Experts and activists say the government has not done nearly enough to help the returning Meskhetians find a place to live and work, and that the legal basis of their return is also doubtful.

“In the first place, it is necessary to increase the number of people working on their repatriation. It is necessary to set up a more or less independent service, which will control this process. It is necessary to solve the questions of housing, language and many others,” said Temur Lomsadze, deputy chairman of the Fund for Assistance of Repatriation.

Iulon Gagoshidze, the state minister for diaspora matters, said Meskhetians could receive Georgian surnames, and a fast-track route to citizenship if they provided all the correct documents to the state commission. But activists say it is very hard for them to produce documents, considering the regular disruptions they have suffered since their deportation.

They need to collect 13 different documents, printed either in Georgian or English, which is difficult since most of them speak Russian. The Meskhetian organisation Vatan said it costs 100 to 120 US dollars to collect the documents, which is a huge sum for many would-be repatriants and a problem that the government says it is working on.

“I have met Meskhetians living in Azerbaijan. They live very poorly, and all the necessary certificates - birth, marriage, health conditions, place of residence - must be paid for and are not cheap. But it is hardest of all to find archive materials to confirm their deportation in the 1940s,” Gagoshidze said.

Even if the Meskhetians manage to collect all their documents, their problems are not over, since financial help from the state will be minimal or non-existent. New arrivals must find their own homes, and their own work, according to Paata Beltadze, a lawyer.

“By law, the state must give them a fast track to citizenship, but the law does not include any financial obligations,” he said.

Gagoshidze said he was aware of the problems faced by new arrivals, but that Georgia had so many refugees from Abkhazia and South Ossetia to deal with that it was not able to support them.

“Six Meskhetian families have already left Georgia for ever because they were not provided with conditions to live,” he said.

Activists say other Meskhetians could share their fate if the government did not take its obligations to them more seriously.

“If the government of Georgia wants these people to be able to integrate, they need courses in the Georgian language, trips around the country, and so on. And the most important thing is that they need financial support, either from the state, or from a donor organisation,” Eka Metreveli, an expert in the Meskhetians' problems, said.
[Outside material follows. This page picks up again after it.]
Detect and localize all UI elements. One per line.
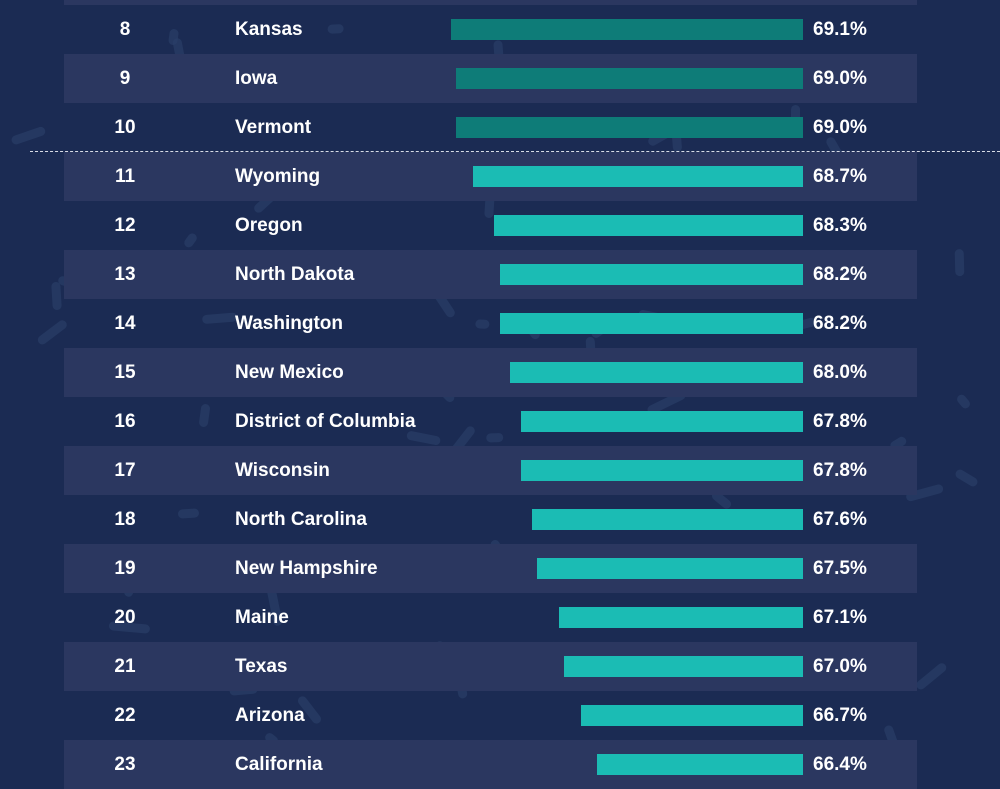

Latifov is still hopeful though that his fellow Meskhetians will come home.

“We have a house and land in Azerbaijan, which we will sell if we receive citizenship, get our old surnames back and are given help to improve our living conditions,” he said.

But it looks unlikely that they would be able to move to their former homes, which are in the Samtskhe-Javakheti region. Javakheti is mainly now home to Armenians and Georgians and the government will want to avoid any potential conflict between them and the returnees.

“I do not think it would be correct to settle all the repatriants together in Javakheti. This would involve the creation of a new large compact population, conflicts with the local population, and also will not help the integration of the Meskhetians into Georgian society,” said Tsira Meskhishvili, head of the organisation Tolerant.

“Our organisation has worked on the question of repatriation for five years, and worked with the local population, to prepare it for the return of the Meskhetians. However, the local residents still are very negatively inclined to this and feel aggression towards them. We must be very careful in the question of their resettlement.”

Fati Mamiashvili is a freelance journalist in Tbilisi.